I gleaned a lesson or two about being focused from this year's ECG lifting camp. It was noted that I approach the bar in a similar way every time, identifying the technical cues I needed for each rep. The illustrious coach Joe Hanson spoke about how you need to make your world a very small place and shut out everything but the task at hand. Leo talked about visualizing your lifts in your head. Recently I've been pondering the difference between how we prepare for our lifts in training and in competition.

What goes through your head when everybody's watching??
Training lifts are easy. You'll always get another shot, and there's nothing really on the line. It gets to be very comfortable to approach every rep. But when the weight gets heavy, and especially when we are standing in front of the judges, we often change course. It's hard to teach yourself to lift 150kg the same way you lift 50kg. Add in the pressure of a meet and people start to try to make adjustments, think about the weight, and often imagine themselves missing.
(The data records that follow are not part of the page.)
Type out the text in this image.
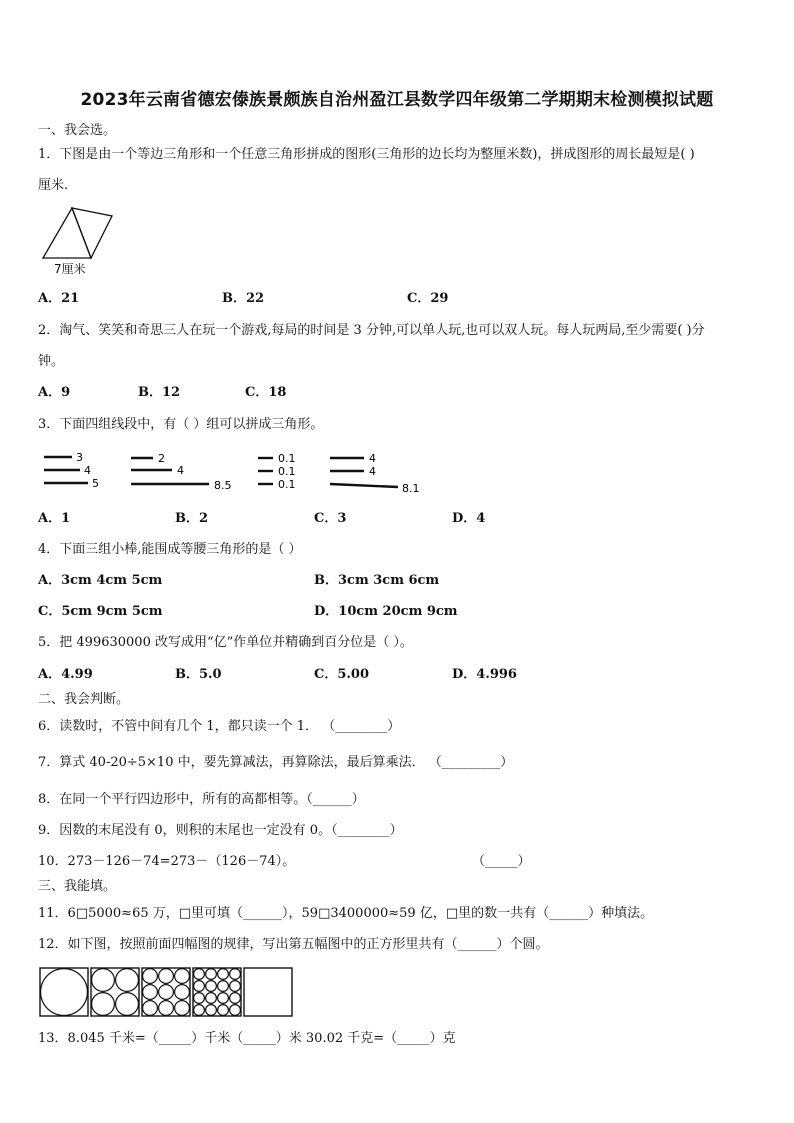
2023年云南省德宏傣族景颇族自治州盈江县数学四年级第二学期期末检测模拟试题
一、我会选。
1．下图是由一个等边三角形和一个任意三角形拼成的图形(三角形的边长均为整厘米数)，拼成图形的周长最短是( )
厘米.
7厘米
A．21	B．22	C．29
2．淘气、笑笑和奇思三人在玩一个游戏,每局的时间是 3 分钟,可以单人玩,也可以双人玩。每人玩两局,至少需要( )分
钟。
A．9	B．12	C．18
3．下面四组线段中，有（ ）组可以拼成三角形。
3
4
5
2
4
8.5
0.1
0.1
0.1
4
4
8.1
A．1	B．2	C．3	D．4
4．下面三组小棒,能围成等腰三角形的是（ ）
A．3cm 4cm 5cm	B．3cm 3cm 6cm
C．5cm 9cm 5cm	D．10cm 20cm 9cm
5．把 499630000 改写成用“亿”作单位并精确到百分位是（ ）。
A．4.99	B．5.0	C．5.00	D．4.996
二、我会判断。
6．读数时，不管中间有几个 1，都只读一个 1． （________）
7．算式 40-20÷5×10 中，要先算减法，再算除法，最后算乘法． （_________）
8．在同一个平行四边形中，所有的高都相等。（______）
9．因数的末尾没有 0，则积的末尾也一定没有 0。（________）
10．273－126－74=273－（126－74）。	（_____）
三、我能填。
11．6□5000≈65 万，□里可填（______），59□3400000≈59 亿，□里的数一共有（______）种填法。
12．如下图，按照前面四幅图的规律，写出第五幅图中的正方形里共有（______）个圆。
13．8.045 千米=（_____）千米（_____）米 30.02 千克=（_____）克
For example, many people like to laugh and relax in between sets in training. Even up to maximal weights, banter is common. There's no lead up to each training session; usually people just show up, get warmed up/taped up and lift. But on meet day there's that weigh-in two hours prior. After that many people immediately start getting themselves psychologically ready or sit alone in the corner or otherwise withdraw into a hole wearing headphones. During warmups everything is serious, and by the time they go out to the platform their adrenaline levels have been so high for so long they're often a little tired. Sometimes between attempts they'll pace back and forth or jump up and down, as if they need to be even more pumped up. Many times they're angry as they grab the bar, as if it's them versus the weight.
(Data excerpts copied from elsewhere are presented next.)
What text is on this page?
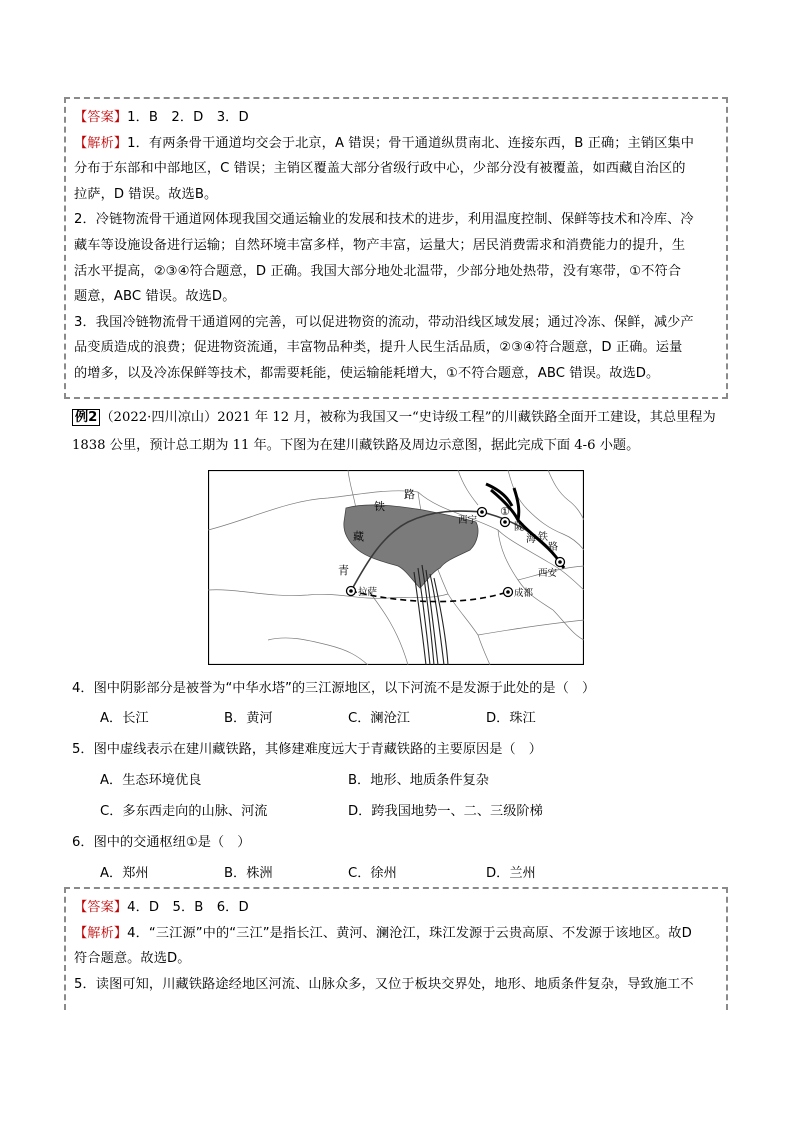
【答案】1．B　2．D　3．D
【解析】1．有两条骨干通道均交会于北京，A 错误；骨干通道纵贯南北、连接东西，B 正确；主销区集中
分布于东部和中部地区，C 错误；主销区覆盖大部分省级行政中心，少部分没有被覆盖，如西藏自治区的
拉萨，D 错误。故选B。
2．冷链物流骨干通道网体现我国交通运输业的发展和技术的进步，利用温度控制、保鲜等技术和冷库、冷
藏车等设施设备进行运输；自然环境丰富多样，物产丰富，运量大；居民消费需求和消费能力的提升，生
活水平提高，②③④符合题意，D 正确。我国大部分地处北温带，少部分地处热带，没有寒带，①不符合
题意，ABC 错误。故选D。
3．我国冷链物流骨干通道网的完善，可以促进物资的流动，带动沿线区域发展；通过冷冻、保鲜，减少产
品变质造成的浪费；促进物资流通，丰富物品种类，提升人民生活品质，②③④符合题意，D 正确。运量
的增多，以及冷冻保鲜等技术，都需要耗能，使运输能耗增大，①不符合题意，ABC 错误。故选D。
例2 （2022·四川凉山）2021 年 12 月，被称为我国又一“史诗级工程”的川藏铁路全面开工建设，其总里程为
1838 公里，预计总工期为 11 年。下图为在建川藏铁路及周边示意图，据此完成下面 4-6 小题。
青
藏
铁
路
西宁
①
陇
海 铁
路
西安
拉萨	成都
4．图中阴影部分是被誉为“中华水塔”的三江源地区，以下河流不是发源于此处的是（　）
A．长江	B．黄河	C．澜沧江	D．珠江
5．图中虚线表示在建川藏铁路，其修建难度远大于青藏铁路的主要原因是（　）
A．生态环境优良	B．地形、地质条件复杂
C．多东西走向的山脉、河流	D．跨我国地势一、二、三级阶梯
6．图中的交通枢纽①是（　）
A．郑州	B．株洲	C．徐州	D．兰州
【答案】4．D　5．B　6．D
【解析】4．“三江源”中的“三江”是指长江、黄河、澜沧江，珠江发源于云贵高原、不发源于该地区。故D
符合题意。故选D。
5．读图可知，川藏铁路途经地区河流、山脉众多，又位于板块交界处，地形、地质条件复杂，导致施工不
This approach might make sense if that's the way you normally train, but when you lift one way in practice all the time that's going to be the way your body is most adapted to lift in a meet. You'll already have that extra adrenaline just from being in a meet situation. If instead you act like now this is Serious Business then you're asking your body to do something it's not used to. I can't tell you how many people go out there like they're angry at the bar only to miss or even bomb out.

Ask yourself what a confident person would do. Confidence is the key, and it is what you need to transfer the most of your training to competition. A confident person wouldn't expend inordinate amounts of energy to psyche themselves up; they would be relaxed and ready to do what they've trained to do. A confident person smiles, and they are cool and collected. A confident person is able to control their adrenaline levels to bring them up when necessary and back down afterwards. A confident person can walk out on the platform, see the lift happen in their mind's eye, and walk up to the bar and execute.

This, I think, is an ultimate goal for a lifter. I have always tended to kind of blank out when I touch the bar in front of the judges, so I developed short, personal, reminder cues for myself that I can repeat in my head. It keeps me grounded to my technique, because anyone can lift hard.

At the camp meet I think I may have had a bit of a breakthrough. Even though I have my cues, I'm still involuntarily affected by the excitement and I lose a bit of control. This camp, though, I took Leo's talk on visualization and applied it to my training and meet lifts. While still repeating the cues, I now go through the entire lift in my head. I see and feel what it's like to execute the lift correctly. I'm working on refining the timing, but I had some of my best lifts when I imagined the technique and then immediately lifted the bar the same way. At the meet itself I saw the lift happening, repeated my cues, and pulled. With some allowance for the exhaustion from the past week, I think I did a good job! Come Nationals four weeks from now I expect to be peaked, technical, and ready to lift all-time PRs.